As part of its conservative crackdown, Iran has banned TV programs showing “half-naked” men and “love triangles”.
Citing a TV management directive, the semi-official Fars news agency said scenes that depict complicated love stories, and are therefore “provocative”, are unacceptable viewing fodder.
Based on a new instruction, the broadcasting of programs that show tempting love triangles is strictly banned.
The directive, which was send to programming directors, stipulated that “unnecessary mingling” of men and women in scenes including weddings, family parties, work situations and celebrations must also be “strictly avoided”, reported Bloomberg.
The statement did not say how the restrictions on partially-clothed men would affect Iran TV's sports coverage.

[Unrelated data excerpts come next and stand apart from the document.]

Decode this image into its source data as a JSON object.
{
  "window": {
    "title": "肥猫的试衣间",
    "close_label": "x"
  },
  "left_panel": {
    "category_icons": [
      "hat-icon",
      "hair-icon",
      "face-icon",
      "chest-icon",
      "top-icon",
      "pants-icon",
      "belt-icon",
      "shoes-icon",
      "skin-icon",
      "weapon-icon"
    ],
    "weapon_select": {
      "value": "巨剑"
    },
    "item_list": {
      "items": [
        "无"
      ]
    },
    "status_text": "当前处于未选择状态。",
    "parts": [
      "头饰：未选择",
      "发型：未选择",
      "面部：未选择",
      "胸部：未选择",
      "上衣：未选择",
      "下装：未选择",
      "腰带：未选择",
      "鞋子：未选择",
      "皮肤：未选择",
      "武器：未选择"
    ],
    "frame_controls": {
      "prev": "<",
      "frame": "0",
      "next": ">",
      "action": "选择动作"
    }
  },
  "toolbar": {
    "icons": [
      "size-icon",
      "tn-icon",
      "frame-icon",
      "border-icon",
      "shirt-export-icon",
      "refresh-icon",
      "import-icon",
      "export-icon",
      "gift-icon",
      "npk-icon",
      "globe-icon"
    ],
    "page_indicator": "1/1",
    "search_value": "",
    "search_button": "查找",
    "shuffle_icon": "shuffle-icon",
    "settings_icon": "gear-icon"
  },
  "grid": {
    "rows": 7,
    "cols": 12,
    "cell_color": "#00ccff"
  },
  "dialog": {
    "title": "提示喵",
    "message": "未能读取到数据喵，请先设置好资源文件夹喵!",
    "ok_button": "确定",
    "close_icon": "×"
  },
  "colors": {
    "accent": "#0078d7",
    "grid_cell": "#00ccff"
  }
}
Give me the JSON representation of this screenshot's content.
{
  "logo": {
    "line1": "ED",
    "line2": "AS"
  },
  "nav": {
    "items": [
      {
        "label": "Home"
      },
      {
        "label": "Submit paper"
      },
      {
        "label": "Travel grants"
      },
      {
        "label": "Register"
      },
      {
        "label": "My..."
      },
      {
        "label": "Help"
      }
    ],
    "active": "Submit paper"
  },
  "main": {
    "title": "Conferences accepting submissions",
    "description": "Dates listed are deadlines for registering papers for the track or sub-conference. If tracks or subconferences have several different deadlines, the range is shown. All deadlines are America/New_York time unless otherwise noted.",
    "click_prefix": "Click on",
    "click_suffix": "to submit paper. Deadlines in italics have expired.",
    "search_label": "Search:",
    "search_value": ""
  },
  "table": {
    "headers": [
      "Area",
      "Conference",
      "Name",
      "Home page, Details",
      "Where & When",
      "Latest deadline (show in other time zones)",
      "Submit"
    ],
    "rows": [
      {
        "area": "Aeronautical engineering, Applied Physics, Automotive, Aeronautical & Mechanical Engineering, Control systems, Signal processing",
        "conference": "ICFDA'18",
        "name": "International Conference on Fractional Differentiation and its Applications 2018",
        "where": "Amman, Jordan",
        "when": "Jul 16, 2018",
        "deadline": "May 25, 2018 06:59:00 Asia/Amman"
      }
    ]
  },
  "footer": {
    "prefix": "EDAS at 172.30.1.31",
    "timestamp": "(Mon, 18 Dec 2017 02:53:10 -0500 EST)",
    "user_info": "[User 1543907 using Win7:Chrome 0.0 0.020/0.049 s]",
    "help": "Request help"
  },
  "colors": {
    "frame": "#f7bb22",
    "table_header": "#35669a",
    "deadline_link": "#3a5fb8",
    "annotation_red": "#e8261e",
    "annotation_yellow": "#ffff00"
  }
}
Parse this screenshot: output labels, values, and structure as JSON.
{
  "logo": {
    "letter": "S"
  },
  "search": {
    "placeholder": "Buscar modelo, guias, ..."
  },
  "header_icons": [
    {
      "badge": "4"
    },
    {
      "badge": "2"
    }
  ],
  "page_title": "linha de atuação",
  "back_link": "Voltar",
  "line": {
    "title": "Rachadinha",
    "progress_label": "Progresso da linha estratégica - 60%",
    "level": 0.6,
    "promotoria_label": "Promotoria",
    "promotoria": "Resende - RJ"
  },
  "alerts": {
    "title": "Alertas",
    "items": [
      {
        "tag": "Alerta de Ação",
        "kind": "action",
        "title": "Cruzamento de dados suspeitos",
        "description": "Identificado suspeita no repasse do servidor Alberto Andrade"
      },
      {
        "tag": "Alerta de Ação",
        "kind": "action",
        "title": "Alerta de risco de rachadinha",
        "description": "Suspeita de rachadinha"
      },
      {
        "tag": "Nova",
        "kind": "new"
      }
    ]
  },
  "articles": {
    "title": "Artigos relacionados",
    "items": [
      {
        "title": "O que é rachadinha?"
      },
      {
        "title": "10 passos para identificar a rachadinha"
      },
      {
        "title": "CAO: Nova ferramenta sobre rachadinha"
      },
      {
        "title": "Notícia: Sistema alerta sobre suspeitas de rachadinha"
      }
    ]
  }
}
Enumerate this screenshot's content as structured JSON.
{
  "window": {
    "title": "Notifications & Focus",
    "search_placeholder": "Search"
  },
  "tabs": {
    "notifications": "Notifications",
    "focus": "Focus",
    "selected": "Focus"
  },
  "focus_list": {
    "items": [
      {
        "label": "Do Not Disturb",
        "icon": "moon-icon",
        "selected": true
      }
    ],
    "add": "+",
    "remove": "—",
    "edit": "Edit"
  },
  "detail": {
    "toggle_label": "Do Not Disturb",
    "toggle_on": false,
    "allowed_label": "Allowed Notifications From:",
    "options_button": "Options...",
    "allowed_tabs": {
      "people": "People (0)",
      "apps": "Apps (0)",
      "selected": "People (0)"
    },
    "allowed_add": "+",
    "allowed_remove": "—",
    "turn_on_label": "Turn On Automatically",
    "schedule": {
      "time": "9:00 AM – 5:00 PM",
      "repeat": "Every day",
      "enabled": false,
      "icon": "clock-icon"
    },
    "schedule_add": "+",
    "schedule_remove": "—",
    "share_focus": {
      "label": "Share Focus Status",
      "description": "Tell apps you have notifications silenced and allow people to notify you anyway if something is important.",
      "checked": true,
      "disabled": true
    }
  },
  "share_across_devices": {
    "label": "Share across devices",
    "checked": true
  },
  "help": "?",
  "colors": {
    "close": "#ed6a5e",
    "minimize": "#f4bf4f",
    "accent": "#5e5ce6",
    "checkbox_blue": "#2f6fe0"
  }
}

According to Bloomberg, since the 1979 revolution that toppled the monarchy, “women in Iran have been required by the government to cover their hair and bodies in line with Islamic values and men usually avoid wearing shorts in public”.
While it was not clear what prompted the ban, Reuters reported that a few years back, a local soap opera called Forbidden Fruit was aired, which told the tale of an old man who left his wife after falling in love with a young girl.
In the past, many Iranians have used illegal satellite channels to access Western content and international news.
But Iran prohibited satellite dishes in the mid-1990s to stop the corruption of Iranian people through the spread of immoral programs.